WASHINGTON — The former C.I.A. director John O. Brennan was told during eight hours of questioning on Friday that he was not the target of any criminal inquiry as part of a divisive Justice Department examination into the Russia investigation’s origins.
During the interview, at C.I.A. headquarters, Mr. Brennan was informed he was “only a witness to events that are under review,” his aide announced. Mr. Brennan oversaw the agency’s inquiry into — and effort to stop — Russia’s campaign to intervene in the 2016 election.
John H. Durham, the United States attorney leading the Justice Department’s investigation, interviewed Mr. Brennan on a “wide range” of subjects, including the agency’s inquiry and the related intelligence report that the Obama administration made public in January 2017.
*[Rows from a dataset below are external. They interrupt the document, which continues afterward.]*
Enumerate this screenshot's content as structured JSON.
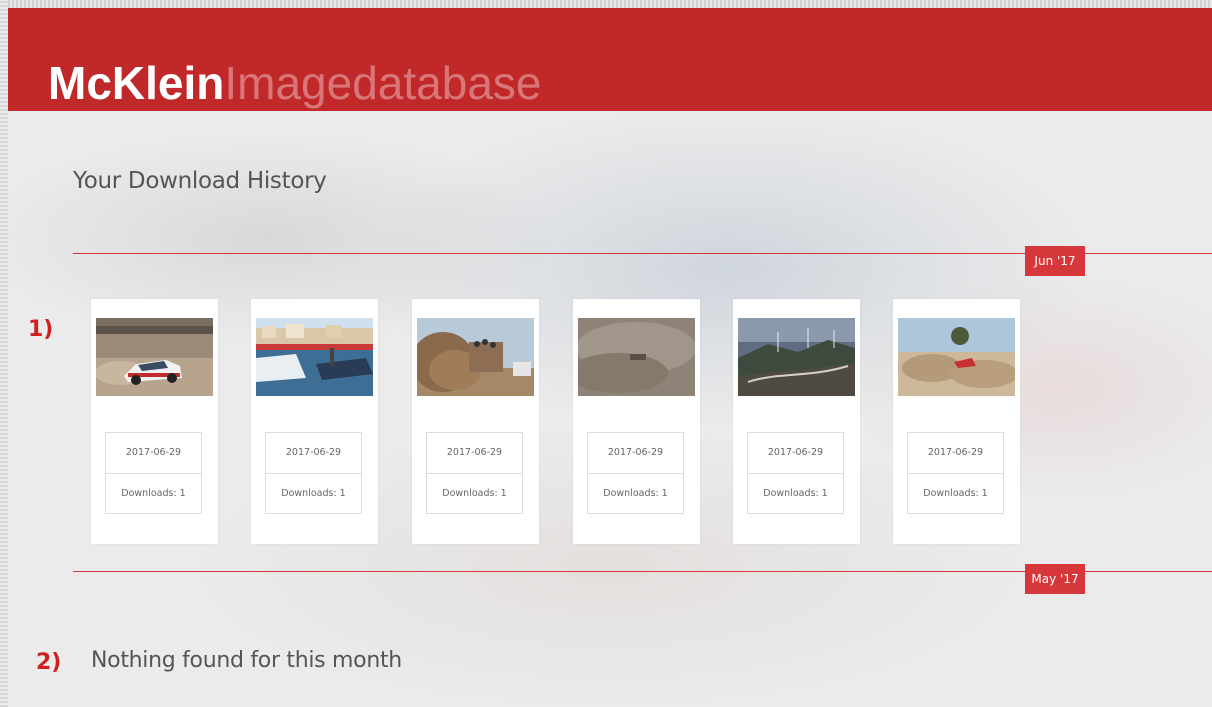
{
  "brand": {
    "strong": "McKlein",
    "light": "Imagedatabase"
  },
  "page_title": "Your Download History",
  "months": [
    {
      "label": "Jun '17",
      "annotation": "1)"
    },
    {
      "label": "May '17",
      "annotation": "2)",
      "empty_message": "Nothing found for this month"
    }
  ],
  "downloads": [
    {
      "image": "rally-car-cornering-photo",
      "date": "2017-06-29",
      "downloads": "Downloads: 1"
    },
    {
      "image": "harbor-boats-photo",
      "date": "2017-06-29",
      "downloads": "Downloads: 1"
    },
    {
      "image": "dust-spectators-photo",
      "date": "2017-06-29",
      "downloads": "Downloads: 1"
    },
    {
      "image": "dust-cloud-photo",
      "date": "2017-06-29",
      "downloads": "Downloads: 1"
    },
    {
      "image": "hills-wind-turbines-photo",
      "date": "2017-06-29",
      "downloads": "Downloads: 1"
    },
    {
      "image": "rally-car-dust-photo",
      "date": "2017-06-29",
      "downloads": "Downloads: 1"
    }
  ],
  "colors": {
    "brand_red": "#c0282a",
    "badge_red": "#d6373a",
    "annotation_red": "#d11f21"
  }
}
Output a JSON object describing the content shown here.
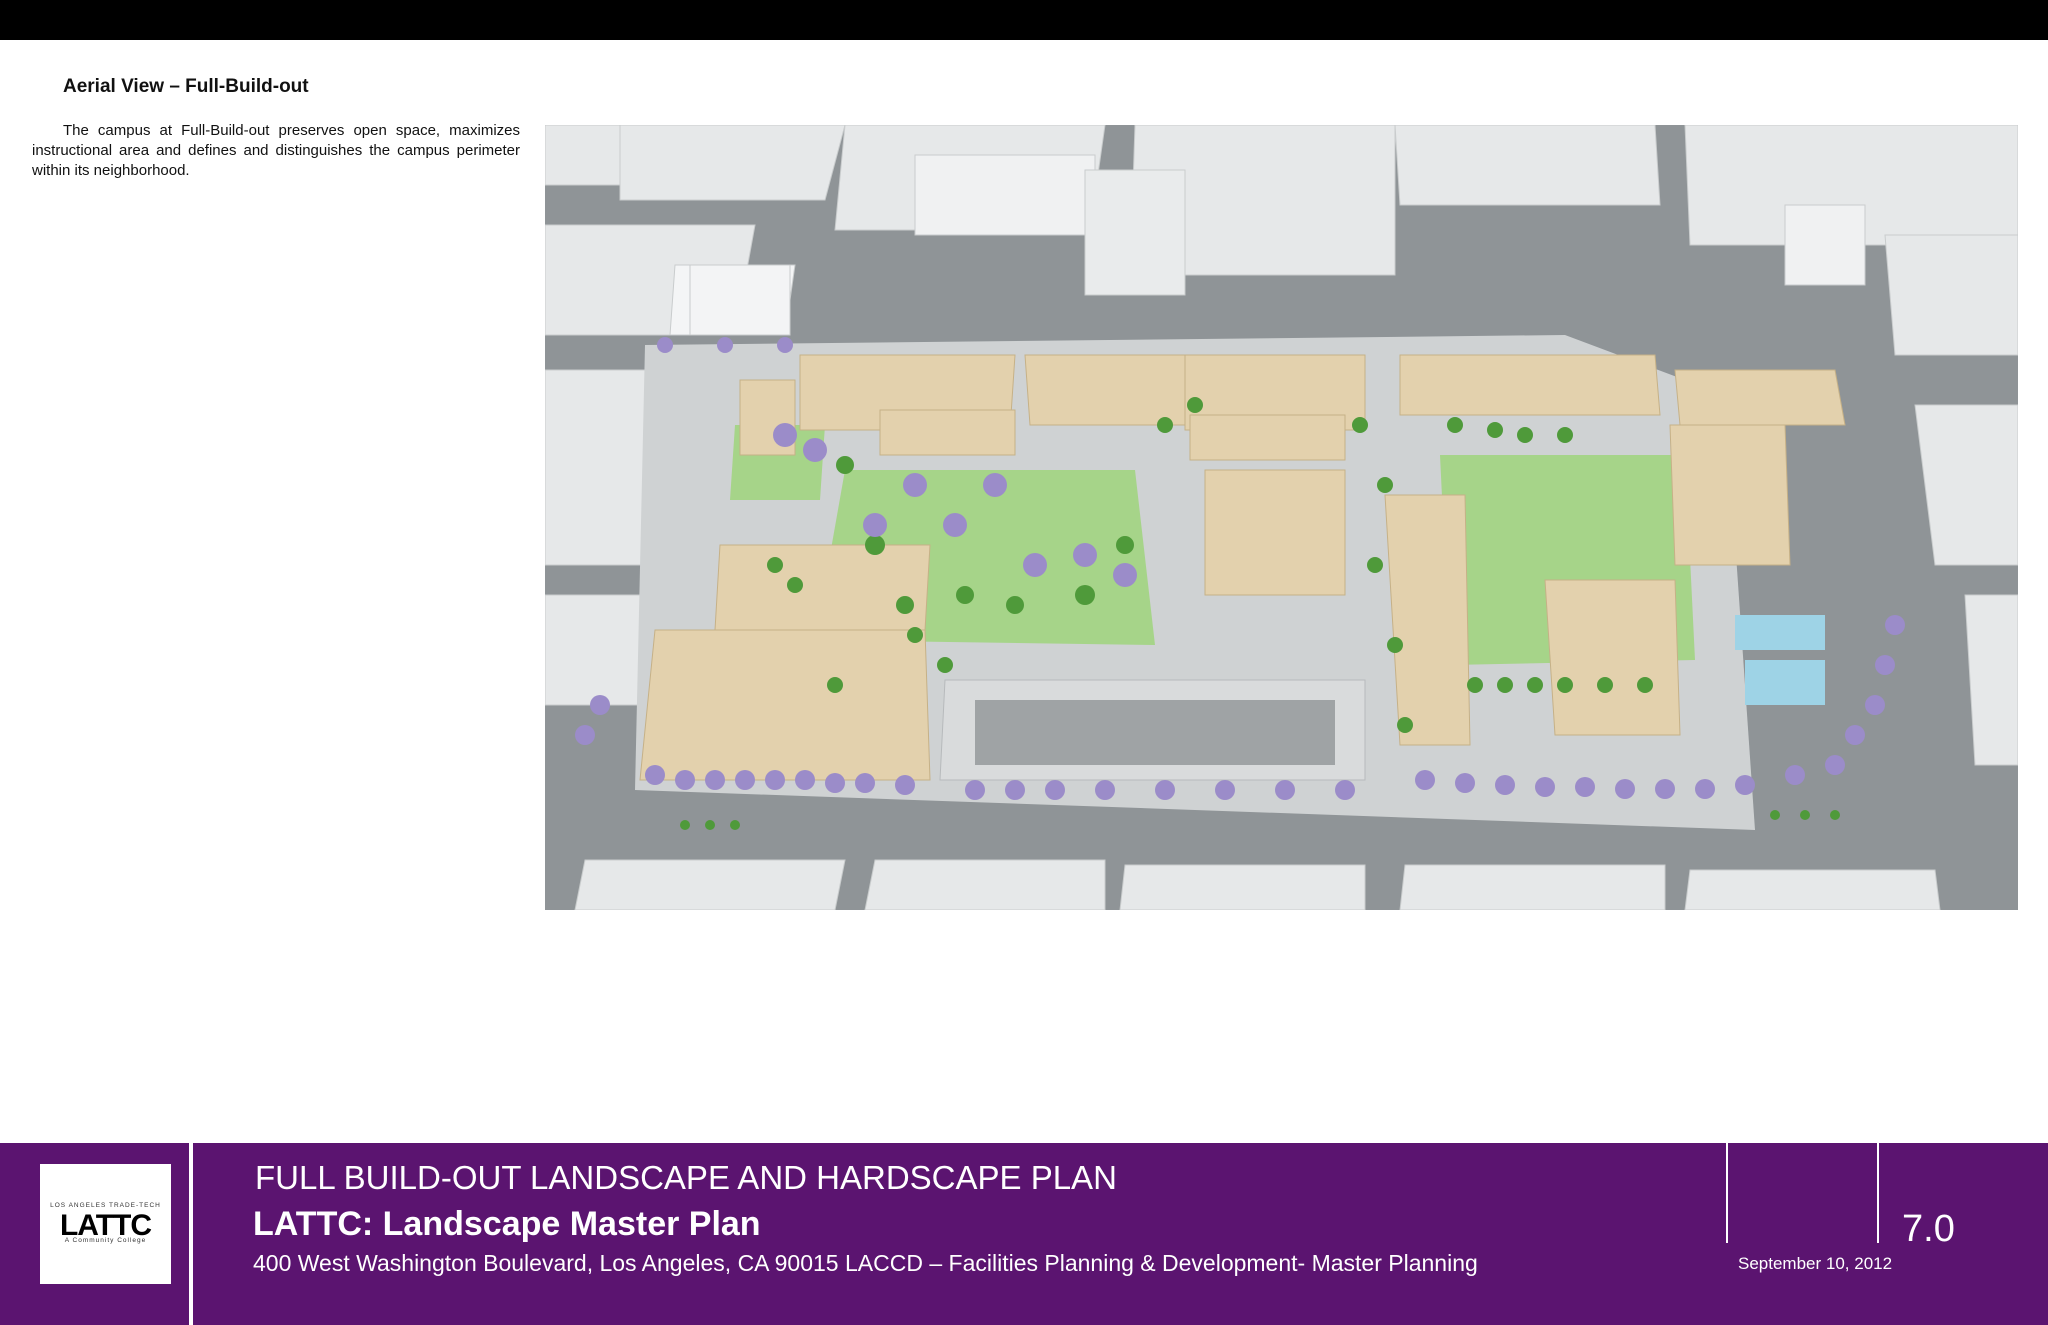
{
  "slide": {
    "heading": "Aerial View – Full-Build-out",
    "intro": "The campus at Full-Build-out preserves open space, maximizes instructional area and defines and distinguishes the campus perimeter within its neighborhood."
  },
  "image": {
    "subject": "aerial-rendering",
    "colors": {
      "road": "#8f9497",
      "building": "#e4e6e7",
      "campus_building": "#e3d1ad",
      "lawn": "#a6d489",
      "tree": "#4f9a3a",
      "jacaranda": "#9b8cc9",
      "pool": "#9ed3e6"
    }
  },
  "footer": {
    "logo_top": "LOS ANGELES TRADE-TECH",
    "logo_main": "LATTC",
    "logo_bottom": "A Community College",
    "title": "FULL BUILD-OUT LANDSCAPE AND HARDSCAPE PLAN",
    "subtitle": "LATTC: Landscape Master Plan",
    "address": "400 West Washington Boulevard, Los Angeles, CA 90015  LACCD – Facilities Planning & Development- Master Planning",
    "date": "September 10, 2012",
    "page": "7.0",
    "background": "#5b1470"
  }
}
Democrats have expressed deep skepticism about the Justice Department investigation, suspicious that it will present a biased view of the F.B.I.’s and C.I.A.’s attempts in 2016 to investigate Russian interference. A bipartisan Senate review of the C.I.A.’s work in 2016 this week backed the agency’s conclusions, and some lawmakers have said that report underlines the lengths Russia went to try to influence the election results, a campaign that justifies both the F.B.I.’s and C.I.A.’s efforts to determine what was underway.
During his interview with Mr. Durham, Mr. Brennan joined in the criticism of the Justice Department.
“Brennan also told Mr. Durham that the repeated efforts of Donald Trump and William Barr to politicize Mr. Durham’s work have been appalling and have tarnished the independence and integrity of the Department of Justice, making it very difficult for Department of Justice professionals to carry out their responsibilities,” Mr. Brennan’s aide, Nick Shapiro, said on Friday in a statement, which he echoed on Twitter.
Mr. Shapiro said that some of Mr. Durham’s questions focused on the C.I.A.’s work to prepare the report made public in 2017, known as the intelligence community assessment.
While Mr. Durham appears unlikely to make any sort of criminal charge around the C.I.A.’s work, he could level criticisms of the agency as part of any review or public report he may write. And Mr. Brennan and Mr. Shapiro took issue with that second-guessing.
“Brennan questioned why the analytic tradecraft and the findings of the ICA are being scrutinized by the Department of Justice, especially since they have been validated by the Mueller Report as well as the bipartisan Senate Select Committee on Intelligence Review,” Mr. Shapiro tweeted, referring to the Intelligence Community Assessment.
Still, Mr. Brennan said Mr. Durham conducted the interview professionally, Mr. Shapiro said.
Since before President Trump took office, he has bristled at accusations that he won the election with the help of the Russians. He and his allies have sought to question the origins of congressional investigations, the F.B.I.’s inquiry and the work of Robert S. Mueller III, the special counsel. Mr. Trump has repeatedly called those efforts a witch hunt.
The president’s praise of Mr. Durham has raised deep suspicions, and prompted Attorney General William P. Barr to defend the inquiry against charges that he was using it to settle scores for the White House.
The news that Mr. Brennan is being treated as a witness suggests that any indictments by Mr. Durham are likely to be focused on the F.B.I. or the Justice Department, rather than the C.I.A.
Mr. Durham has said he disagrees with some of the Justice Department’s inspector general report examining the Russia investigation. Mr. Durham told the department’s independent inspector general, Michael E. Horowitz, that he had questions about how the F.B.I. case looking at the Trump campaign’s contacts with Russian officials was opened.
Mr. Horowitz found wrongdoing by F.B.I. agents particularly surrounding the requests for a Foreign Intelligence Surveillance Act warrant on Carter Page, a former Trump campaign adviser.
And the inspector general investigation gave Mr. Durham’s inquiry its first conviction this week. On Wednesday, a former F.B.I. lawyer, Kevin E. Clinesmith, pleaded guilty to doctoring an email from the C.I.A. that was used in preparations for asking a court to renew a wiretap.
Mr. Clinesmith was originally referred for criminal investigation by Mr. Horowitz. He was charged by Mr. Durham.